Tuesday 15 February 2011

Solidarity with the Struggle of Civil Society on the Other Mediterranean Shore


In recent days we have all seen the tremendous courage of Egyptian civil society, which inspired by the revolution in Tunisia has fought - and continues to fight - to be free of a dictatorship that as lasted more than 30 years.

We use the words of the Seville Women in Black to express our admiration and solidarity.

From civil society in Tunisa and Egypt, enormous waves - tenacious, strong, and decided in their will for social just and freedom - have made the Mediterranean the great lady of the revolution for human rights. a revoultion of active non-violent resistance that reveals the daily reality of life under regimes that have been maintained and supported by both the US authorities and the powers of the EU. Regimes that translate the forms of neo-colonialism, that perpetuate contempt for civil society in support of geostrategic and social economic interests. A double standard, which our western world uses as a characteristic of patriarcal power. So, Egyptian civil society, thanks to the Sadat regime, followed by the Mubarak regime, has been living for decades as a political prisoner under the control of the explicit interests of Zionism within a framework of western interests.

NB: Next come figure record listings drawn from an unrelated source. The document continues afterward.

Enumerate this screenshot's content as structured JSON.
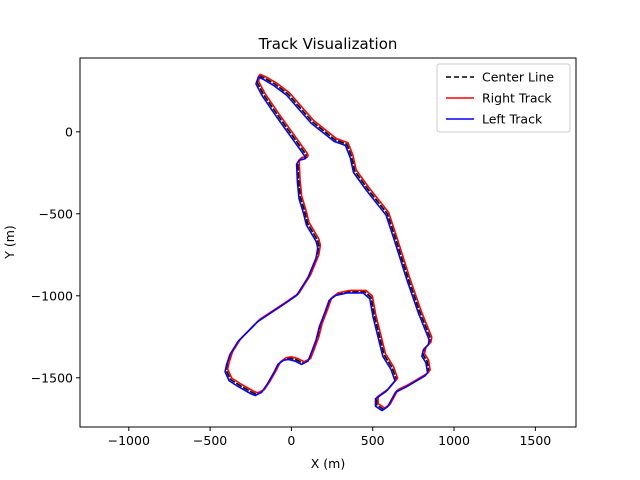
{
  "chart_data": {
    "type": "line",
    "title": "Track Visualization",
    "xlabel": "X (m)",
    "ylabel": "Y (m)",
    "xlim": [
      -1300,
      1750
    ],
    "ylim": [
      -1800,
      450
    ],
    "xticks": [
      -1000,
      -500,
      0,
      500,
      1000,
      1500
    ],
    "yticks": [
      0,
      -500,
      -1000,
      -1500
    ],
    "xtick_labels": [
      "−1000",
      "−500",
      "0",
      "500",
      "1000",
      "1500"
    ],
    "ytick_labels": [
      "0",
      "−500",
      "−1000",
      "−1500"
    ],
    "grid": false,
    "legend_position": "top-right",
    "series": [
      {
        "name": "Center Line",
        "color": "#000000",
        "style": "dashed",
        "points": [
          [
            -198,
            342
          ],
          [
            -170,
            330
          ],
          [
            -100,
            290
          ],
          [
            -20,
            230
          ],
          [
            50,
            150
          ],
          [
            130,
            60
          ],
          [
            270,
            -50
          ],
          [
            340,
            -75
          ],
          [
            370,
            -150
          ],
          [
            390,
            -240
          ],
          [
            470,
            -350
          ],
          [
            590,
            -500
          ],
          [
            640,
            -650
          ],
          [
            720,
            -900
          ],
          [
            790,
            -1100
          ],
          [
            855,
            -1260
          ],
          [
            850,
            -1290
          ],
          [
            820,
            -1320
          ],
          [
            810,
            -1360
          ],
          [
            835,
            -1400
          ],
          [
            845,
            -1460
          ],
          [
            830,
            -1480
          ],
          [
            710,
            -1550
          ],
          [
            648,
            -1580
          ],
          [
            600,
            -1668
          ],
          [
            565,
            -1692
          ],
          [
            525,
            -1665
          ],
          [
            525,
            -1620
          ],
          [
            590,
            -1575
          ],
          [
            645,
            -1510
          ],
          [
            620,
            -1440
          ],
          [
            570,
            -1360
          ],
          [
            545,
            -1260
          ],
          [
            510,
            -1120
          ],
          [
            490,
            -1010
          ],
          [
            450,
            -975
          ],
          [
            350,
            -975
          ],
          [
            280,
            -990
          ],
          [
            240,
            -1020
          ],
          [
            215,
            -1090
          ],
          [
            180,
            -1180
          ],
          [
            160,
            -1260
          ],
          [
            130,
            -1340
          ],
          [
            110,
            -1390
          ],
          [
            70,
            -1410
          ],
          [
            30,
            -1390
          ],
          [
            -10,
            -1380
          ],
          [
            -40,
            -1385
          ],
          [
            -75,
            -1410
          ],
          [
            -100,
            -1460
          ],
          [
            -140,
            -1530
          ],
          [
            -175,
            -1580
          ],
          [
            -215,
            -1600
          ],
          [
            -240,
            -1590
          ],
          [
            -320,
            -1545
          ],
          [
            -375,
            -1510
          ],
          [
            -400,
            -1455
          ],
          [
            -390,
            -1410
          ],
          [
            -370,
            -1350
          ],
          [
            -320,
            -1270
          ],
          [
            -200,
            -1150
          ],
          [
            -40,
            -1045
          ],
          [
            40,
            -990
          ],
          [
            110,
            -880
          ],
          [
            160,
            -760
          ],
          [
            170,
            -700
          ],
          [
            160,
            -660
          ],
          [
            100,
            -560
          ],
          [
            80,
            -480
          ],
          [
            55,
            -400
          ],
          [
            45,
            -300
          ],
          [
            40,
            -190
          ],
          [
            55,
            -165
          ],
          [
            80,
            -160
          ],
          [
            95,
            -155
          ],
          [
            90,
            -140
          ],
          [
            -80,
            95
          ],
          [
            -170,
            225
          ],
          [
            -210,
            300
          ],
          [
            -198,
            342
          ]
        ]
      },
      {
        "name": "Right Track",
        "color": "#ff0000",
        "style": "solid",
        "points": [
          [
            -193,
            350
          ],
          [
            -163,
            338
          ],
          [
            -92,
            298
          ],
          [
            -12,
            238
          ],
          [
            58,
            158
          ],
          [
            138,
            68
          ],
          [
            278,
            -42
          ],
          [
            348,
            -67
          ],
          [
            378,
            -142
          ],
          [
            398,
            -232
          ],
          [
            478,
            -342
          ],
          [
            598,
            -492
          ],
          [
            648,
            -642
          ],
          [
            728,
            -892
          ],
          [
            798,
            -1092
          ],
          [
            863,
            -1252
          ],
          [
            858,
            -1282
          ],
          [
            828,
            -1312
          ],
          [
            818,
            -1352
          ],
          [
            843,
            -1392
          ],
          [
            853,
            -1452
          ],
          [
            838,
            -1472
          ],
          [
            718,
            -1542
          ],
          [
            656,
            -1572
          ],
          [
            608,
            -1660
          ],
          [
            573,
            -1684
          ],
          [
            533,
            -1657
          ],
          [
            533,
            -1612
          ],
          [
            598,
            -1567
          ],
          [
            653,
            -1502
          ],
          [
            628,
            -1432
          ],
          [
            578,
            -1352
          ],
          [
            553,
            -1252
          ],
          [
            518,
            -1112
          ],
          [
            498,
            -1002
          ],
          [
            458,
            -967
          ],
          [
            358,
            -967
          ],
          [
            288,
            -982
          ],
          [
            248,
            -1012
          ],
          [
            223,
            -1082
          ],
          [
            188,
            -1172
          ],
          [
            168,
            -1252
          ],
          [
            138,
            -1332
          ],
          [
            118,
            -1382
          ],
          [
            78,
            -1402
          ],
          [
            38,
            -1382
          ],
          [
            -2,
            -1372
          ],
          [
            -32,
            -1377
          ],
          [
            -67,
            -1402
          ],
          [
            -92,
            -1452
          ],
          [
            -132,
            -1522
          ],
          [
            -167,
            -1572
          ],
          [
            -207,
            -1592
          ],
          [
            -232,
            -1582
          ],
          [
            -312,
            -1537
          ],
          [
            -367,
            -1502
          ],
          [
            -392,
            -1447
          ],
          [
            -382,
            -1402
          ],
          [
            -362,
            -1342
          ],
          [
            -312,
            -1262
          ],
          [
            -192,
            -1142
          ],
          [
            -32,
            -1037
          ],
          [
            48,
            -982
          ],
          [
            118,
            -872
          ],
          [
            168,
            -752
          ],
          [
            178,
            -692
          ],
          [
            168,
            -652
          ],
          [
            108,
            -552
          ],
          [
            88,
            -472
          ],
          [
            63,
            -392
          ],
          [
            53,
            -292
          ],
          [
            48,
            -182
          ],
          [
            63,
            -157
          ],
          [
            88,
            -152
          ],
          [
            103,
            -147
          ],
          [
            98,
            -132
          ],
          [
            -72,
            103
          ],
          [
            -162,
            233
          ],
          [
            -202,
            308
          ],
          [
            -193,
            350
          ]
        ]
      },
      {
        "name": "Left Track",
        "color": "#0000ff",
        "style": "solid",
        "points": [
          [
            -203,
            334
          ],
          [
            -177,
            322
          ],
          [
            -108,
            282
          ],
          [
            -28,
            222
          ],
          [
            42,
            142
          ],
          [
            122,
            52
          ],
          [
            262,
            -58
          ],
          [
            332,
            -83
          ],
          [
            362,
            -158
          ],
          [
            382,
            -248
          ],
          [
            462,
            -358
          ],
          [
            582,
            -508
          ],
          [
            632,
            -658
          ],
          [
            712,
            -908
          ],
          [
            782,
            -1108
          ],
          [
            847,
            -1268
          ],
          [
            842,
            -1298
          ],
          [
            812,
            -1328
          ],
          [
            802,
            -1368
          ],
          [
            827,
            -1408
          ],
          [
            837,
            -1468
          ],
          [
            822,
            -1488
          ],
          [
            702,
            -1558
          ],
          [
            640,
            -1588
          ],
          [
            592,
            -1676
          ],
          [
            557,
            -1700
          ],
          [
            517,
            -1673
          ],
          [
            517,
            -1628
          ],
          [
            582,
            -1583
          ],
          [
            637,
            -1518
          ],
          [
            612,
            -1448
          ],
          [
            562,
            -1368
          ],
          [
            537,
            -1268
          ],
          [
            502,
            -1128
          ],
          [
            482,
            -1018
          ],
          [
            442,
            -983
          ],
          [
            342,
            -983
          ],
          [
            272,
            -998
          ],
          [
            232,
            -1028
          ],
          [
            207,
            -1098
          ],
          [
            172,
            -1188
          ],
          [
            152,
            -1268
          ],
          [
            122,
            -1348
          ],
          [
            102,
            -1398
          ],
          [
            62,
            -1418
          ],
          [
            22,
            -1398
          ],
          [
            -18,
            -1388
          ],
          [
            -48,
            -1393
          ],
          [
            -83,
            -1418
          ],
          [
            -108,
            -1468
          ],
          [
            -148,
            -1538
          ],
          [
            -183,
            -1588
          ],
          [
            -223,
            -1608
          ],
          [
            -248,
            -1598
          ],
          [
            -328,
            -1553
          ],
          [
            -383,
            -1518
          ],
          [
            -408,
            -1463
          ],
          [
            -398,
            -1418
          ],
          [
            -378,
            -1358
          ],
          [
            -328,
            -1278
          ],
          [
            -208,
            -1158
          ],
          [
            -48,
            -1053
          ],
          [
            32,
            -998
          ],
          [
            102,
            -888
          ],
          [
            152,
            -768
          ],
          [
            162,
            -708
          ],
          [
            152,
            -668
          ],
          [
            92,
            -568
          ],
          [
            72,
            -488
          ],
          [
            47,
            -408
          ],
          [
            37,
            -308
          ],
          [
            32,
            -198
          ],
          [
            47,
            -173
          ],
          [
            72,
            -168
          ],
          [
            87,
            -163
          ],
          [
            82,
            -148
          ],
          [
            -88,
            87
          ],
          [
            -178,
            217
          ],
          [
            -218,
            292
          ],
          [
            -203,
            334
          ]
        ]
      }
    ]
  }
}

Then, all at once, our western universe discovers that in the mediterranean world "on the other shore", there are societies that are lively and full of aspirations. Almost always, the information we've been given has favoured an image of stagnation and reactionary traditionalism. The media have seized everthing that feeds islamophobia, fear of "terrorism" among our people, rarely mentioning rebellions that succeeded over the years and remaining silent about the systematic violation of human rights.



This veil that covered and protected the US and EU puppet regimes, with measures that went from outrageous levels of aid to sales of arms to be used for repression; a veil cast over the violations of human rights that is only lifted in a few countries, when their goverments come into conflict with the interests of western countries; countries that then the West does not hesitate to threaten and occupy, creating a disaster for the lives of millions of women and men (Iraq, Afghanistan), or instigating civil wars (Rwanda, Ivory Coast).

And while we recognise that such policies are part of the right wing in western politics - whose identification with the culture of death is implicit in their defence of the capitalist, neoliberal economy - we are scandalised by the fact that so-called progressive sectors have favoured, in one way or another, the maintenance of these corrupt, dictatorial regimes (one example among the many: the parties led by Mubarak and Ben Ali are even today part of the Socialist International). With the argument of the "lesser evil" and the fight against "radical Islam", they contribute to the creation of a "demon" which facilitates the miitarisation of the world and of our minds, reinforcing the structures of patriarcal power based on violence and exclusion.

From our position of absolute refusal of any regime that stands in the way of free development of popular sovereignty and of the rights of women, and because of our conviction that every form of violence - including obviously social and economic inequality and sexist, racist, cultural and religious exclusion - generates oppression and violence, in particular towards women, we demand that:

All EU governments must immediately

  • Explicitly condemn these regimes and their violations of human rights
  • Stop the export of arms
  • Show their support for the civil society without interference and with full respect for their sovereignty.
We express our complete solidarity with:

The greater part of the civilian populations of Tunisia, Egypt, Yemen, Jordan.... and with the pacifist opposition in Israel who are mobilising to condemn their current political regimes.

Civilian populations, women and men, who will be able to take the road to the realisation of their demands for political, social and cultural freedom.

People who today in their uprising for human rights expose the many disturbing aspects of our democracies, calling upon us to reinforce the bonds of solidarity and banish from the Mediterranean those interests that are an obstacle to intercultural coexistence, and so to favour peace, social justice, and the emancipation of women and men from all types of oppression.